Nuova udienza del processo “Decimabis” alla mafia foggiana. Ieri, sempre nell’aula bunker di Bitonto, hanno discusso le parti civili tra cui Fondazione Antiusura Buon Samaritano, Libera e Camera di commercio: depositate le memorie difensive. Hanno inoltre discusso i difensori dei collaboratori di giustizia, cruciali nelle recenti inchieste contro i clan della Capitanata. Tra un mese e mezzo toccherà ai legali degli imputati. Il gup ha già fissato le prossime quattro udienze, tutte tra fine maggio e metà luglio. Dopo l’estate è prevista la sentenza.

Qualche settimana fa, la pm della DDA di Bari, Bruna Manganelli aveva chiesto dure condanne per boss e picciotti delle batterie mafiose foggiane, invocando pene tra 2 e 17 anni di reclusione per un totale di oltre 260 anni di carcere complessivi. 17 anni e 4 mesi a Federico Trisciuoglio e 16 anni a Pasquale Moretti. 12 anni, invece, al figlio Rocco Moretti junior.

E ancora, 12 anni e 12mila euro di multa ad Alessandro Aprile detto “Schiattamurt”; 10 anni e 8 mesi a Michele Cannone; 2 anni e 600 euro di multa ad Alfonso Capotosto; 9 anni e 4 mesi ad Aldo Checchia; 11 anni e 4 mesi a Marco Consalvo; 6 anni e 2 mesi e 6mila euro di multa a Emilio D’Amato; 10 anni e 4 mesi a Tommaso D’Angelo; 3 anni e 4 mesi a Giuseppe Folliero; 10 anni e 8 mesi ad Antonello Frascolla; 11 anni e 4 mesi a Gioacchino Frascolla; 5 anni e 4500 euro di multa a Ernesto Gatta; 6 anni e 6mila euro di multa a Domenico La Gatta; 10 anni e 8 mesi ad Antonio Miranda; 4 anni e 4 mesi e 2mila euro di multa ad Ivan Narciso; 10 anni e 8 mesi a Benito Palumbo; 6 anni e 6mila euro di multa a Raffaele Palumbo; 5 anni e 6mila euro di multa a Massimo Perdonò detto “Massimino”; 8 anni e 6mila euro di multa a Francesco Pesante detto “U’ Sgarr”; 10 anni e 8 mesi a Sergio Ragno; 12 anni a Giovanni Rollo; 6 anni e 9mila euro di multa ad Antonio Salvatore detto “Lascia Lascia”; 12 anni e 9mila euro di multa a Francesco Tizzano; 14 anni a Nicola Valletta; 12 anni e 9 mesi ad Antonio Verderosa; 3 anni a Carlo Verderosa; 10 anni a Patrizio Villani. Le richieste tengono conto della riduzione di un terzo della pena prevista per l’abbreviato, rito scelto dai 29 imputati. Altri 13 sono invece a processo nel Tribunale di Foggia.

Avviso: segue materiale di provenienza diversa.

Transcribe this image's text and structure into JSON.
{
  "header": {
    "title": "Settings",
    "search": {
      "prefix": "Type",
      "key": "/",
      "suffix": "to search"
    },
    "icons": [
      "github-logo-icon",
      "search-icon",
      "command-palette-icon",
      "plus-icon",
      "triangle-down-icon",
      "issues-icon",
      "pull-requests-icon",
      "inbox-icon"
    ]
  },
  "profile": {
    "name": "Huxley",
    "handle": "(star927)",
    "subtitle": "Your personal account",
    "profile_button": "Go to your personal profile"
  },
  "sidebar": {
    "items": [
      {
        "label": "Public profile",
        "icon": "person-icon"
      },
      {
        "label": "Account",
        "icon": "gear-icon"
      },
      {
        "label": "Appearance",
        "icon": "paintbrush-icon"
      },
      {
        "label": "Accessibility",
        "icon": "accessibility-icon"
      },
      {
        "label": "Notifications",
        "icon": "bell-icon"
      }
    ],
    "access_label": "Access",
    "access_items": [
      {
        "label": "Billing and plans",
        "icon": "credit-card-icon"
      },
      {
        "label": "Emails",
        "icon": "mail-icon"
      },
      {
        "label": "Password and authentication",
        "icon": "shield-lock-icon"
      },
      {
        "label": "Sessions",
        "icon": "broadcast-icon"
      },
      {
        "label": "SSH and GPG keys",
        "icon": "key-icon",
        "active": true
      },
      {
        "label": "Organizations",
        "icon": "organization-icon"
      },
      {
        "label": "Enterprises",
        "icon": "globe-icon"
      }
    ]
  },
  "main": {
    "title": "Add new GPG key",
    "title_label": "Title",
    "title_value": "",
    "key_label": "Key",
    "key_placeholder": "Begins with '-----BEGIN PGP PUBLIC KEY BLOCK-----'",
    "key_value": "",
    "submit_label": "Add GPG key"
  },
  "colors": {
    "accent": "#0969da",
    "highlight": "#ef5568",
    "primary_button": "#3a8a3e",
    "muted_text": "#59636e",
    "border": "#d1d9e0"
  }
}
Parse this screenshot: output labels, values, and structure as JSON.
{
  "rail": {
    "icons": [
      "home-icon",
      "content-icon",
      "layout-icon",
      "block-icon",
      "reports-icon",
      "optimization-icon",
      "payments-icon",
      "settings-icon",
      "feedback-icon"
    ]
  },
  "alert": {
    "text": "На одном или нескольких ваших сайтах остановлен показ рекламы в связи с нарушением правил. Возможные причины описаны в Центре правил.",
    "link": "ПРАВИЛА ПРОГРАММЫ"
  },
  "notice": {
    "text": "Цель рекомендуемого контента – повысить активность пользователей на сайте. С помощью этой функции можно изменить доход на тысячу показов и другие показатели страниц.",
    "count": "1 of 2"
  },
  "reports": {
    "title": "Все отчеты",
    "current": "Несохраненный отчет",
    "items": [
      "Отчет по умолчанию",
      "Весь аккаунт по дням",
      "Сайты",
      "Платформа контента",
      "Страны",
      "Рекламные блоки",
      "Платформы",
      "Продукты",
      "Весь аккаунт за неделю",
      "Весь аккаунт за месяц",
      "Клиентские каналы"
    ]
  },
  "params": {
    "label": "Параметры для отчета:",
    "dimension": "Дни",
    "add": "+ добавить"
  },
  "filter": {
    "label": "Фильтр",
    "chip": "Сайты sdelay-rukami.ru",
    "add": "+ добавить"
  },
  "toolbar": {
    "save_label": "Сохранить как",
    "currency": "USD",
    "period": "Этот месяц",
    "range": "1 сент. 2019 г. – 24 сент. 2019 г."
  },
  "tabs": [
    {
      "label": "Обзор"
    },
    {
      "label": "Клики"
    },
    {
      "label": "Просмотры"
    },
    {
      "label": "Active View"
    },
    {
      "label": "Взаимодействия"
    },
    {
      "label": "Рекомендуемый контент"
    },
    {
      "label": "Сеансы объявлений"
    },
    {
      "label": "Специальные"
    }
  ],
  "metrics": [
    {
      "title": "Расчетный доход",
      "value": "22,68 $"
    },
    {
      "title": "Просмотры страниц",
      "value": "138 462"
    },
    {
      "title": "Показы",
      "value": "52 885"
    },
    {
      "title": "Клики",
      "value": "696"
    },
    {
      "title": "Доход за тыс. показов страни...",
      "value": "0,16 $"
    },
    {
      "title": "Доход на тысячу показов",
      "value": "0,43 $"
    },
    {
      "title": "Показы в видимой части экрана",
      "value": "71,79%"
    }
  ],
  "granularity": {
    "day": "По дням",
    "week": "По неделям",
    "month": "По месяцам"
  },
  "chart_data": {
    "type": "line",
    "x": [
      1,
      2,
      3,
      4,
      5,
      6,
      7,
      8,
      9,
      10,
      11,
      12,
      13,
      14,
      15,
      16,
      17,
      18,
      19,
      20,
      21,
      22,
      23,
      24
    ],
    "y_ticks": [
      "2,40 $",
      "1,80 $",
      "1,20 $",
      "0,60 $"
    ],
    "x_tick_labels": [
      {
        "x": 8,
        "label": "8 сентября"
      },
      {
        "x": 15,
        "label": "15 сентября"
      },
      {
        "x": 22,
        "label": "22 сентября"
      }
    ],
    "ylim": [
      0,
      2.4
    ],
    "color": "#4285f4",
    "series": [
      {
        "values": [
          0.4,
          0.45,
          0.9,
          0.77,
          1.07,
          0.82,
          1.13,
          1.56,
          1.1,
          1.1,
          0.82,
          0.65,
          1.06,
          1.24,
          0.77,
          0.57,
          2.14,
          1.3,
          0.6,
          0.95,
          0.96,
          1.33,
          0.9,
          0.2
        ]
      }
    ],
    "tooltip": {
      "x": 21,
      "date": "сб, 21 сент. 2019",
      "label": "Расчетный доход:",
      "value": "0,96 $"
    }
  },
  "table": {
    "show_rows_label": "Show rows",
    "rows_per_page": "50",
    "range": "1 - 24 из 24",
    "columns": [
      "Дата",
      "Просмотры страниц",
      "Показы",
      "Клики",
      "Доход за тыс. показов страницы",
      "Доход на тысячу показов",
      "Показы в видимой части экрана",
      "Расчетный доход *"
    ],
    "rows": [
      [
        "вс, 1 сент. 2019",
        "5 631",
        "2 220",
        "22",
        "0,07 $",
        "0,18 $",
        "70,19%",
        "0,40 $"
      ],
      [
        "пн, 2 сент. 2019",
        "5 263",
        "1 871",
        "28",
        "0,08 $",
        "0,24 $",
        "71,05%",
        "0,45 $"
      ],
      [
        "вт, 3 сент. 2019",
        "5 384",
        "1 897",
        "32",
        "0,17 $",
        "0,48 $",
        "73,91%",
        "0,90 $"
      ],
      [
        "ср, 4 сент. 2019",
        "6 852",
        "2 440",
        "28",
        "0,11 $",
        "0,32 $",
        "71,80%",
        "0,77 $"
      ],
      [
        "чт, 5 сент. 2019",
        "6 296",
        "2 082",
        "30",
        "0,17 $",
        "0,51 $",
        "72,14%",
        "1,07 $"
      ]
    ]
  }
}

In “Decimabis” sono coinvolti pezzi da Novanta dei gruppi criminali Trisciuoglio-Tolonese, Sinesi-Francavilla e Moretti-Pellegrino-Lanza e i vertici della cosca scissionista dei Frascolla, legata ai Sinesi. Tra gli imputati spiccano i boss Pasquale Moretti detto “Il porchetto” e Federico Trisciuoglio alias “Enrichetto lo Zoppo” o “Polpetta”, entrambi al 41bis da pochi mesi.

Tra i reati contestati, l’estorsione e la tentata estorsione a imprenditori e commercianti della città, il tentato omicidio, l’usura, la turbativa d’asta e, soprattutto, l’associazione mafiosa. Nell’inchiesta figurano i pentiti, Alfonso Capotosto e Carlo Verderosa, ex membri della batteria Moretti-Pellegrino-Lanza. Anche Aldo Checchia, uomo del capomafia Trisciuoglio, ha mostrato pentimento durante un’udienza del processo, ammettendo di aver sbagliato e dicendosi pronto a cambiare vita.

Tra le parti civili alcune vittime che ebbero il coraggio di denunciare i propri aguzzini, le associazioni Confindustria Foggia, Confindustria Puglia, la Fondazione Buon Samaritano, l’Antiracket, la Camera di Commercio Foggia e Libera. (In alto, Trisciuoglio, P.Moretti, R.Moretti jr e Perdonò; sotto, Gatta, Tizzano, Aprile e Salvatore)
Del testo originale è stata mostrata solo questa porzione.